Enter juror No. 9, Nick Easter (Cusack), seemingly a slacker who would rather be anywhere than doing his civic duty in court. But when Nick’s shady girlfriend Marlee (Weisz) passes a picture of the jury to the opposing attorneys with the caption, "Jury for sale,’’ Nick’s real motive be-comes clear: Delivering the verdict to the highest bidder.

The extremes to which Rankin’s gang goes to neutralize Nick and Marlee’s scheme makes for a guilty pleasure of a movie. It’s ludicrous action howling for a mistrial, but your inner adjudicator likely will overrule any objections and just go with it on the strength of the
hearty performances.

Cackling with delicious contempt, Hackman oozes his way through every scene. Hoffman musters a credible crisis of conscience, while Cusack and Weisz are delightful poker faces as they let their con gradually play out.
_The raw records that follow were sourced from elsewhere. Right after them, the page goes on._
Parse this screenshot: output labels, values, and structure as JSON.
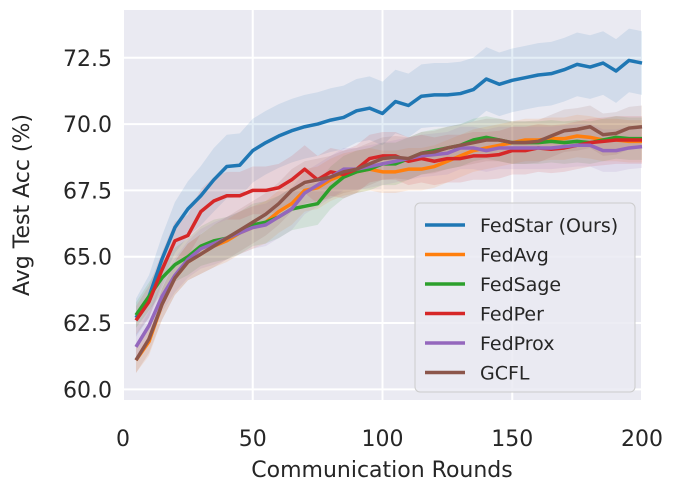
{
  "chart_data": {
    "type": "line",
    "title": "",
    "xlabel": "Communication Rounds",
    "ylabel": "Avg Test Acc (%)",
    "xlim": [
      0,
      200
    ],
    "ylim": [
      59.6,
      74.3
    ],
    "xticks": [
      0,
      50,
      100,
      150,
      200
    ],
    "xtick_labels": [
      "0",
      "50",
      "100",
      "150",
      "200"
    ],
    "yticks": [
      60.0,
      62.5,
      65.0,
      67.5,
      70.0,
      72.5
    ],
    "ytick_labels": [
      "60.0",
      "62.5",
      "65.0",
      "67.5",
      "70.0",
      "72.5"
    ],
    "grid": true,
    "legend_position": "bottom-right",
    "x": [
      5,
      10,
      15,
      20,
      25,
      30,
      35,
      40,
      45,
      50,
      55,
      60,
      65,
      70,
      75,
      80,
      85,
      90,
      95,
      100,
      105,
      110,
      115,
      120,
      125,
      130,
      135,
      140,
      145,
      150,
      155,
      160,
      165,
      170,
      175,
      180,
      185,
      190,
      195,
      200
    ],
    "series": [
      {
        "name": "FedStar (Ours)",
        "color": "#1f77b4",
        "band": 1.2,
        "values": [
          62.7,
          63.5,
          64.9,
          66.1,
          66.8,
          67.3,
          67.9,
          68.4,
          68.45,
          69.0,
          69.3,
          69.55,
          69.75,
          69.9,
          70.0,
          70.15,
          70.25,
          70.5,
          70.6,
          70.4,
          70.85,
          70.7,
          71.05,
          71.1,
          71.1,
          71.15,
          71.3,
          71.7,
          71.5,
          71.65,
          71.75,
          71.85,
          71.9,
          72.05,
          72.25,
          72.15,
          72.3,
          72.0,
          72.4,
          72.3
        ]
      },
      {
        "name": "FedAvg",
        "color": "#ff7f0e",
        "band": 0.8,
        "values": [
          61.1,
          61.8,
          63.2,
          64.2,
          64.8,
          65.1,
          65.4,
          65.6,
          65.9,
          66.1,
          66.3,
          66.7,
          67.0,
          67.5,
          67.6,
          67.9,
          68.1,
          68.2,
          68.3,
          68.2,
          68.2,
          68.3,
          68.3,
          68.4,
          68.6,
          68.8,
          69.0,
          69.1,
          69.2,
          69.3,
          69.4,
          69.4,
          69.45,
          69.45,
          69.55,
          69.5,
          69.4,
          69.4,
          69.35,
          69.35
        ]
      },
      {
        "name": "FedSage",
        "color": "#2ca02c",
        "band": 0.8,
        "values": [
          62.8,
          63.5,
          64.2,
          64.7,
          65.0,
          65.4,
          65.6,
          65.7,
          65.9,
          66.2,
          66.3,
          66.5,
          66.8,
          66.9,
          67.0,
          67.6,
          68.0,
          68.2,
          68.3,
          68.5,
          68.5,
          68.7,
          68.9,
          69.0,
          69.1,
          69.2,
          69.4,
          69.5,
          69.4,
          69.3,
          69.3,
          69.3,
          69.35,
          69.3,
          69.35,
          69.3,
          69.4,
          69.5,
          69.45,
          69.45
        ]
      },
      {
        "name": "FedPer",
        "color": "#d62728",
        "band": 0.9,
        "values": [
          62.6,
          63.3,
          64.5,
          65.6,
          65.8,
          66.7,
          67.1,
          67.3,
          67.3,
          67.5,
          67.5,
          67.6,
          67.9,
          68.3,
          67.9,
          68.2,
          68.1,
          68.3,
          68.7,
          68.8,
          68.8,
          68.6,
          68.7,
          68.6,
          68.7,
          68.7,
          68.8,
          68.8,
          68.85,
          69.0,
          69.0,
          69.1,
          69.05,
          69.1,
          69.2,
          69.3,
          69.35,
          69.4,
          69.4,
          69.4
        ]
      },
      {
        "name": "FedProx",
        "color": "#9467bd",
        "band": 0.8,
        "values": [
          61.6,
          62.4,
          63.5,
          64.3,
          64.9,
          65.3,
          65.5,
          65.7,
          65.9,
          66.1,
          66.2,
          66.5,
          66.8,
          67.4,
          67.7,
          68.0,
          68.3,
          68.3,
          68.4,
          68.5,
          68.6,
          68.7,
          68.8,
          68.85,
          68.9,
          69.1,
          69.1,
          69.0,
          69.1,
          69.1,
          69.1,
          69.1,
          69.1,
          69.15,
          69.2,
          69.2,
          69.0,
          69.0,
          69.1,
          69.15
        ]
      },
      {
        "name": "GCFL",
        "color": "#8c564b",
        "band": 0.8,
        "values": [
          61.1,
          61.9,
          63.2,
          64.2,
          64.8,
          65.1,
          65.4,
          65.7,
          66.0,
          66.3,
          66.6,
          67.0,
          67.5,
          67.8,
          67.9,
          68.0,
          68.2,
          68.3,
          68.5,
          68.7,
          68.75,
          68.7,
          68.9,
          68.95,
          69.1,
          69.2,
          69.3,
          69.4,
          69.4,
          69.3,
          69.3,
          69.35,
          69.55,
          69.75,
          69.8,
          69.9,
          69.6,
          69.65,
          69.85,
          69.9
        ]
      }
    ]
  }
}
The attention to casting extends to secondary roles and bit players. Bruce McGill makes for an imperiously block-headed judge, and Bruce Davison brings subtle professional resentment as the defense attorney whose strings Rankin pulls. Bringing credibility to almost inconsequential parts as jurors are Luis Guzman, Nora Dunn and Jennifer Beals.

"Runaway Jury" is rated PG-13 for violence, language and thematic elements. Running time: 127 minutes.